WASHINGTON – A man who may have been a third uninvited guest at White House state dinner for India's prime minister asserted Monday that he did receive an invitation.
But when pressed in a nationally broadcast interview, Washington businessman Carlos Allen said only that he had gotten a White House invitation for the day. But he couldn't display anything with his name on it. Allen said he didn't know precisely the nature of Secret Service procedures, but insisted repeatedly he had not crashed the Nov. 24 State Dinner for visiting Prime Minister Manmohan Singh.
Allen was among three people who purportedly went without invitations to the official party that President Barack Obama gave for Singh — a circumstance that has caused a continuing controversy long after the lights were darkened.
Two others, Tareq and Michaele Salahi, got in without displaying invitations to security personnel on site, and so far have resisted congressional subpoenas seeking their testimony. The Secret Service acknowledged that mistakes were made, leading to a security breach.
Allen, unlike the Salahis, never got close to Obama at the event.
Interviewed Monday on ABC's "Good Morning America," Allen said repeatedly: "I was invited. I actually got an invitation in the mail. I have the actual invite." But the business executive acknowledged under questioning by anchor Robin Roberts that he couldn't produce any piece of paper — including a table assignment card — with his name on it.

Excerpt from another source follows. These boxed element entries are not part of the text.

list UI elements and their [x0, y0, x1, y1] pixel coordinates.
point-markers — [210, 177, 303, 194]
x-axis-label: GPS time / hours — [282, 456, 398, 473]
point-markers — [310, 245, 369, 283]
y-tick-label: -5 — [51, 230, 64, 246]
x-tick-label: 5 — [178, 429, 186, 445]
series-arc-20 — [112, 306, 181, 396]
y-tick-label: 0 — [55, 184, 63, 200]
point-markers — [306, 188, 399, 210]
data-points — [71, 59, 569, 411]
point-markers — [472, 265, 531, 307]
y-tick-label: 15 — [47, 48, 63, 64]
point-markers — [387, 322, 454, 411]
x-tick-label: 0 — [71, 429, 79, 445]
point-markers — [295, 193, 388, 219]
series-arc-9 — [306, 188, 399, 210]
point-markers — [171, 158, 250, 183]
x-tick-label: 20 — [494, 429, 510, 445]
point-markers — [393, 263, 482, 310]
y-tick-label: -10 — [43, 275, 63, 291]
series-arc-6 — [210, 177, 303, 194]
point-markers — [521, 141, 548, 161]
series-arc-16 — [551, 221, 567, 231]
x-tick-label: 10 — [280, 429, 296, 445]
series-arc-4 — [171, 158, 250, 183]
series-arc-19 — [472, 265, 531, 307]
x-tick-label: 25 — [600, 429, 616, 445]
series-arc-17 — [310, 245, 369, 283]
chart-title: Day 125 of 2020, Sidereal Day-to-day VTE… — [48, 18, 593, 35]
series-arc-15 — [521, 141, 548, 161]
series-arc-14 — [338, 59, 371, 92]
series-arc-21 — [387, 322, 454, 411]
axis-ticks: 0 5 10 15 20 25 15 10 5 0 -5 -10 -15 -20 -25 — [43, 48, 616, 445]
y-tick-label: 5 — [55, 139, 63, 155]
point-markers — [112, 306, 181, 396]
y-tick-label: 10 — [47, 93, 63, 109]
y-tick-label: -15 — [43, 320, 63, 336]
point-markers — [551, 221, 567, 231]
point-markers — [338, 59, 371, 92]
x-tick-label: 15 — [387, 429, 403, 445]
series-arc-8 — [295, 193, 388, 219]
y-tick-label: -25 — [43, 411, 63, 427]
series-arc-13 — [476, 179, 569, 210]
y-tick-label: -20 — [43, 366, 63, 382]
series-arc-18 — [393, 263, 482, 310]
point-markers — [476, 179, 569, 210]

Allen, who operates an event business called Hush Galleria, said that a Secret Service employee checked him through security and a White House employee later directed him to a seat at his request.
Appearing with Allen, attorney A. Scott Bolden said, "Whether you believe that he had an invitation or a place card or not," he became an invitee at some point in the evening.
"He asked a White House staffer, 'Where do I sit,' and a White House staff steered him to that seat," Bolden said. "Doesn't sound like Carlos Allen is a criminal trespasser. He's a cooperative witness with the Secret Service, and we'll see how this plays out."
Allen said he'd gone to a nearby hotel where he ultimately hooked up with an Indian delegation after failing to gain admittance at either of two Secret Service-guarded gates at the Executive Mansion.
"It was cold. It was raining. I had a cough, I had a cold," he said, adding that he found well-dressed people lined up in a lobby when he arrived at the Hotel Willard.
"I started seeing a lot of people in the hallway. As I was looking around, everyone was looking good," he said. "They said, 'It's time to go to the White House.' So I got in line with everybody else. I basically had my invite. ... I went up to the Secret Service individual. He basically wanded me. He checked to make sure that I had nothing wrong ... and I basically walked in."
Allen explained that he removed a Web posting about the dinner because he was concerned about "a frenzy" surrounding the Salahis.
"Their faces were everywhere," he said of the Salahis, " and my focus was to do good things. ... I didn't want to embarrass anyone. I did not want to embarrass my president."